My tale bemused and amused him. He was also too unquestioning. I realized Helena ’s therapeutic hypnotism had put her in the back of his mind so that I could remain up front to tend and pamper him. My respect for her tripled.
The restaurant was so very Vegas, and the piña coladas were almost as good as my homemade cocktails. They even allowed Quicksilver inside for a grilled steak kabob… as long as he ate it under the table and from my skewer.
When we reached the estate, Godfrey was unruffled.
“Good day, Miss, Master Quicksilver. Splendid to see you back, Mr. Montoya. I am posted here to take your belongings, Miss, and establish Master Quicksilver at the cottage. We presume you will drive Mr. Montoya to his place of residence. Should you require a change of costume, this bag will suit your needs.”
He took our paper shopping bags and handed another to Ric in Dolly’s passenger seat.
Quick jumped out of the backseat and ran to the top of the Enchanted Cottage’s semicircular stairs, barking once in protest at being left behind as I drove back out on Sunset Road.
Ric suddenly slapped his forehead with a palm. “Say. We need to pick up my Corvette.”
Omigod! I wasn’t about to stimulate bad memories by breezing past the Karnak ’s parking lot for a look-see. Maybe Ric’s gal pal, Captain Kennedy Malloy of the LVMPD, could check into that. I imagined a delicate and unpleasant conversation:
“And why can’t Ric Montoya deal with getting his own car from the Karnak parking ramp, Miss Street?” Malloy would ask in icy disbelief.
“He’s still recovering from my raising him from the dead,” I’d reply. “It’s best he doesn’t deal with the little things for a while.”

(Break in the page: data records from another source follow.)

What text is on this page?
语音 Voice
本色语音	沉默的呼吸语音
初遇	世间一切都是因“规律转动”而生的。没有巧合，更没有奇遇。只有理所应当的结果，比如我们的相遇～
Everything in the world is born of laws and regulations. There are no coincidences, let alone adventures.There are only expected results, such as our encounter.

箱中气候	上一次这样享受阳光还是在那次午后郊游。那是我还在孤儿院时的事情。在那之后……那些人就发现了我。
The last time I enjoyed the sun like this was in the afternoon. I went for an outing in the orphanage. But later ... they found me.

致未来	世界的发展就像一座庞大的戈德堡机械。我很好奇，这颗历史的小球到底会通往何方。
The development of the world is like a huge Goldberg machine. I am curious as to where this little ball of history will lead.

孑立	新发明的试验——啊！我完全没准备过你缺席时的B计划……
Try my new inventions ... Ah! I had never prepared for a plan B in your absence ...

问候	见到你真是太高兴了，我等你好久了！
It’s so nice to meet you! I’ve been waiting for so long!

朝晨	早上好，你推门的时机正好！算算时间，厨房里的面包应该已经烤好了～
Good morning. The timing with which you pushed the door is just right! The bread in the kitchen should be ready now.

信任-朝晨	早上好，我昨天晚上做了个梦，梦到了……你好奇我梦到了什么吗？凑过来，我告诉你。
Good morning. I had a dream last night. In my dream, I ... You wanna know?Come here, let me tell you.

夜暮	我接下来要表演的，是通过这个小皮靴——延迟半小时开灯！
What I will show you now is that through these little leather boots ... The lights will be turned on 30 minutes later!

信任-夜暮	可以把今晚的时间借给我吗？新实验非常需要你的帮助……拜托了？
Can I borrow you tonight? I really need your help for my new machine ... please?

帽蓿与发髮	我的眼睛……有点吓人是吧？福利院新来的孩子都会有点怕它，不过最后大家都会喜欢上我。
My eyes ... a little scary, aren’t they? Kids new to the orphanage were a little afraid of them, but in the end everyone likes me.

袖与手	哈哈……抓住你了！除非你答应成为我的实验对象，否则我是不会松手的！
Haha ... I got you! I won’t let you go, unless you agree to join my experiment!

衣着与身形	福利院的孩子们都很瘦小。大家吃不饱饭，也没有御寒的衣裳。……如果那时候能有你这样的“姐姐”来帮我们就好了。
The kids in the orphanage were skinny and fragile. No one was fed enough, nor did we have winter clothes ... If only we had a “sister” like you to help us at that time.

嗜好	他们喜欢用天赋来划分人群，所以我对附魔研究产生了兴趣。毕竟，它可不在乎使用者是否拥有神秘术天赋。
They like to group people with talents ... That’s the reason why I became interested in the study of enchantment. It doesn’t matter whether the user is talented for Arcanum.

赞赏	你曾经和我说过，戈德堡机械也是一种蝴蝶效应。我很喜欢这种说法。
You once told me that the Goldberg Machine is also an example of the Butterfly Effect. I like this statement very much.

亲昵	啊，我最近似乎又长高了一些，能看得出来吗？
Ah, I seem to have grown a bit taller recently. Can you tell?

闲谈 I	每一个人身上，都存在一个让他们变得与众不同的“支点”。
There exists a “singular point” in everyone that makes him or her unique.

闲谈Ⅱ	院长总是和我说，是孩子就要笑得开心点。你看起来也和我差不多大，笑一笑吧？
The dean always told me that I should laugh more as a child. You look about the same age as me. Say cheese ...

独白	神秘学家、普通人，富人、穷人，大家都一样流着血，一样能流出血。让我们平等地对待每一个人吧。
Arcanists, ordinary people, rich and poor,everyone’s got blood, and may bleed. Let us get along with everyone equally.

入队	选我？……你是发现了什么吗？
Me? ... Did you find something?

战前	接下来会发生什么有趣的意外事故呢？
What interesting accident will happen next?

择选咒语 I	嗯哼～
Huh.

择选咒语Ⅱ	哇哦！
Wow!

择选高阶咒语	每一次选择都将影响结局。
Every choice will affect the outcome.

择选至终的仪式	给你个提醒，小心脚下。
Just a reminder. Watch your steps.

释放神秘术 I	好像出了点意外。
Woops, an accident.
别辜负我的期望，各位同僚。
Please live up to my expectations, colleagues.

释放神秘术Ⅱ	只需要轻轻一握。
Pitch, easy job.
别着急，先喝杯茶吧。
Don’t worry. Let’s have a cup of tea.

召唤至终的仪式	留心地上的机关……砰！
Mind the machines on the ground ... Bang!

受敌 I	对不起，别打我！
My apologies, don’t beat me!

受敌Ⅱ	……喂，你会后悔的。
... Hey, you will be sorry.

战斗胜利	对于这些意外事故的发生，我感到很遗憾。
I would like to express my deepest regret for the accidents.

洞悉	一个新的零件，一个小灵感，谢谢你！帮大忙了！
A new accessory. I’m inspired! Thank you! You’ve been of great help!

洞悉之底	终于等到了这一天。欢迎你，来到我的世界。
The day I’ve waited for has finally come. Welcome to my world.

“And I am a ‘little thing’?”
Actually, like many women in authority, she was way more petite than I was.
No, asking Malloy to retrieve Ric’s car wouldn’t work. My best bet for that was my friends, the parking valet demons. They went crazy over vintage rides and Ric’s bronze Stringray was one, if not as venerable as my own Dolly.
I texted Ric’s home address to Hermie at the Karnak and requested the car’s “discreet” return to his home address garage. Ric must have parked the Vette on the Karnak grounds and demons had an infallible nose for Old Detroit metal. Foreign models just didn’t do it for them.
What I really needed to find out was what Ric’s mental wheels could remember.
“Worry about your ride later, hombre,” I purred in a kittenish way I’d picked up from late-night TV movies. “You look good in my passenger seat for now.” Was I turning into your usual manipulative fatal femme or not?
His hand smoothed the red leather interior. “I’d rather drive.”
“When you’re better.”
“I can get better?”
I grinned to hear that cheeky optimism back. Ric was pretty quick with the quips for a dead man. My hands tightened on the big steering wheel with the finger indentations sculpted on the underside. I had a lot of verbal tap-dancing on the truth ahead of me.
We soon reached his rambling house in an established Vegas gated community. I parked Dolly inside the courtyard, so Old Mexico. At Ric’s Alamo-massive dark wood front door I suddenly realized he’d been found naked. No house keys.
“Ah, we’re still missing your personal effects,” I told him.
“No problem.”
His fingers tapped out a pattern too quick to see on the security keypad. The heavy door jerked ajar as the system beeped. Ric’s short-term memory might be AWOL, but he recalled the important things. I was glad to be one of them.
The house was cool and dark, shuttered against the peak late-afternoon heat. We turned on lights as we went through the public rooms right to the bedroom and into the master bathroom beyond.
“Sorry, Del,” he said, yanking out the impeccable knot he’d only put into the new tie a couple hours before. “I really need a shave and a real shower. I feel like I’ve been through… I don’t know, been crawling through some rank slimy jungle for hours. Like my skin is crawling. Except for my back, of course.”
He lifted me to sit atop the long bathroom countertop and began to take off the clothes I’d just seen him put on. I was beginning to get why men went to strip clubs.